My final note for the night is to reflect to what my eyes were most opened to, and that was the development of myself. When I came I had a few assumptions of what I was going to be doing. The biggest of which I guessed I would be helping translate for those who did not know the language. Never could I possibly imagined that this one issue would be what helped me make my biggest personal break through. To give some background, even when I applied I infromed the selection group that I can be a good leader but am a better “second in command” you could say. I have always felt more comfortable letting others take the lead with things and focusing on being their best resource to help accomplish anything and everything. If need I would always be ready and able to step up and lead any group, but I always stepped back. This trip and being the most fluent spanish speaker forced me to step up in many different ways, yes mostly just translating a few sentences here and there. But soon those sentences were the instructions on what to do at each job sight, explaining to children what they are to do for activities and relaying information back and forth for drivers, leaders and project coordinators. Today however was where I made my breakthrough. I not only spent the whole day translating anything and everything for my fellow workers but also, a doctor, a nun, a dance group and a music group. Being able to do these things wasn’t where I grew. I grew when I finally accepted my success in what I do and stepped up to translate for the our group (and another group of tourists who were at the historical site we were fortunate enough to visit today). For me it was more than just converting the words others could not understand, it was becoming the leader of the group (even if by default). It is truly a feeling I cannot express in these few words but the short version of it all is that I have never felt more useful to so many people and it all built up from the second day at the orphanage to standing in front of groups of people being the one person who could help give meaning to what they were experiencing.

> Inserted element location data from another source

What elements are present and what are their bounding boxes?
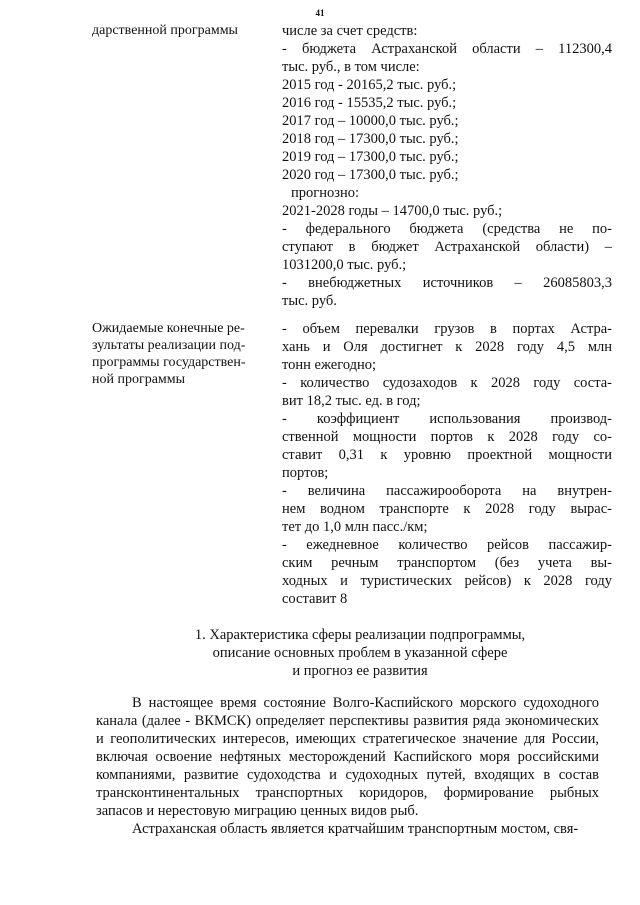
value-line: прогнозно: (291, 185, 359, 201)
value-line: - федерального бюджета (средства не по- (282, 221, 612, 237)
value-line: 1031200,0 тыс. руб.; (282, 257, 407, 273)
heading-line: и прогноз ее развития (292, 663, 428, 679)
value-line: нем водном транспорте к 2028 году вырас- (282, 501, 612, 517)
value-line: 2017 год – 10000,0 тыс. руб.; (282, 113, 459, 129)
value-line: 2021-2028 годы – 14700,0 тыс. руб.; (282, 203, 503, 219)
value-line: портов; (282, 465, 329, 481)
value-line: тет до 1,0 млн пасс./км; (282, 519, 428, 535)
passport-table (92, 22, 612, 608)
value-line: тыс. руб. (282, 293, 337, 309)
value-line: - величина пассажирооборота на внутрен- (282, 483, 612, 499)
value-line: - внебюджетных источников – 26085803,3 (282, 275, 612, 291)
value-line: 2016 год - 15535,2 тыс. руб.; (282, 95, 457, 111)
value-line: составит 8 (282, 591, 348, 607)
value-line: - количество судозаходов к 2028 году соста- (282, 375, 612, 391)
value-line: вит 18,2 тыс. ед. в год; (282, 393, 421, 409)
paragraph: В настоящее время состояние Волго-Каспийского морского судоходного канала (далее - ВКМСК) определяет перспективы развития ряда экономических и геополитических интересов, имеющих стратегическое значение для России, включая освоение нефтяных месторождений Каспийского моря российскими компаниями, развитие судоходства и судоходных путей, входящих в состав трансконтинентальных транспортных коридоров, формирование рыбных запасов и нерестовую миграцию ценных видов рыб. (96, 695, 599, 819)
value-line: тонн ежегодно; (282, 357, 377, 373)
value-line: ступают в бюджет Астраханской области) – (282, 239, 612, 255)
value-line: 2018 год – 17300,0 тыс. руб.; (282, 131, 459, 147)
page-number: 41 (315, 8, 325, 18)
paragraph: Астраханская область является кратчайшим транспортным мостом, свя- (132, 821, 579, 837)
table-row-results (92, 320, 612, 608)
heading-line: описание основных проблем в указанной сфере (212, 645, 508, 661)
label-line: зультаты реализации под- (92, 338, 246, 353)
section-body (96, 694, 599, 838)
value-line: - коэффициент использования производ- (282, 411, 612, 427)
heading-line: 1. Характеристика сферы реализации подпрограммы, (194, 627, 526, 643)
row-label (92, 22, 282, 310)
row-value (282, 22, 612, 310)
label-line: Ожидаемые конечные ре- (92, 321, 245, 336)
section-heading (140, 626, 580, 680)
row-value (282, 320, 612, 608)
value-line: 2020 год – 17300,0 тыс. руб.; (282, 167, 459, 183)
label-line: дарственной программы (92, 23, 238, 38)
row-label (92, 320, 282, 608)
label-line: ной программы (92, 372, 186, 387)
value-line: числе за счет средств: (282, 23, 418, 39)
value-line: 2015 год - 20165,2 тыс. руб.; (282, 77, 457, 93)
value-line: - бюджета Астраханской области – 112300,4 (282, 41, 612, 57)
table-row-funding (92, 22, 612, 310)
value-line: ставит 0,31 к уровню проектной мощности (282, 447, 612, 463)
value-line: ходных и туристических рейсов) к 2028 году (282, 573, 612, 589)
label-line: программы государствен- (92, 355, 246, 370)
value-line: ским речным транспортом (без учета вы- (282, 555, 612, 571)
value-line: ственной мощности портов к 2028 году со- (282, 429, 612, 445)
value-line: хань и Оля достигнет к 2028 году 4,5 млн (282, 339, 612, 355)
value-line: 2019 год – 17300,0 тыс. руб.; (282, 149, 459, 165)
value-line: тыс. руб., в том числе: (282, 59, 420, 75)
value-line: - объем перевалки грузов в портах Астра- (282, 321, 612, 337)
value-line: - ежедневное количество рейсов пассажир- (282, 537, 612, 553)
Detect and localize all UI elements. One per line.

I really do wish this could have been written better but the fact is this experience is better told in person, but will always be best experienced. The other fact is that Tricia is waiting impatiently for my to stop typing so we can all go to bed and be up before 5am so we can catch our flights. (Luckily for me I usually have to be up by that time so I will be fine, but since I would like to come back to this opportunity next year I will let her go to bed because I need she helps pick who gets selected). And if you are still reading this thank you. You like those who I have experienced this opportunity made this opportunity the unique life changing experience that it was, because you are the ones that I will now work to reach out to in order to help better the world. Again my ambition shows, but if you think that is crazy, but wait and see what myself and this group of individuals accomplishes when we return. I will end this with a quote I will never forget.

“Not to know is bad. Not to want to know is worse. Not to hope is unthinkable. Not to care is unforgivable.” – Johnnettta P. Cole

Jesus Chavez is a Junior at Arizona State University and a member of Lambda Theta Phi Latin Fraternity Inc.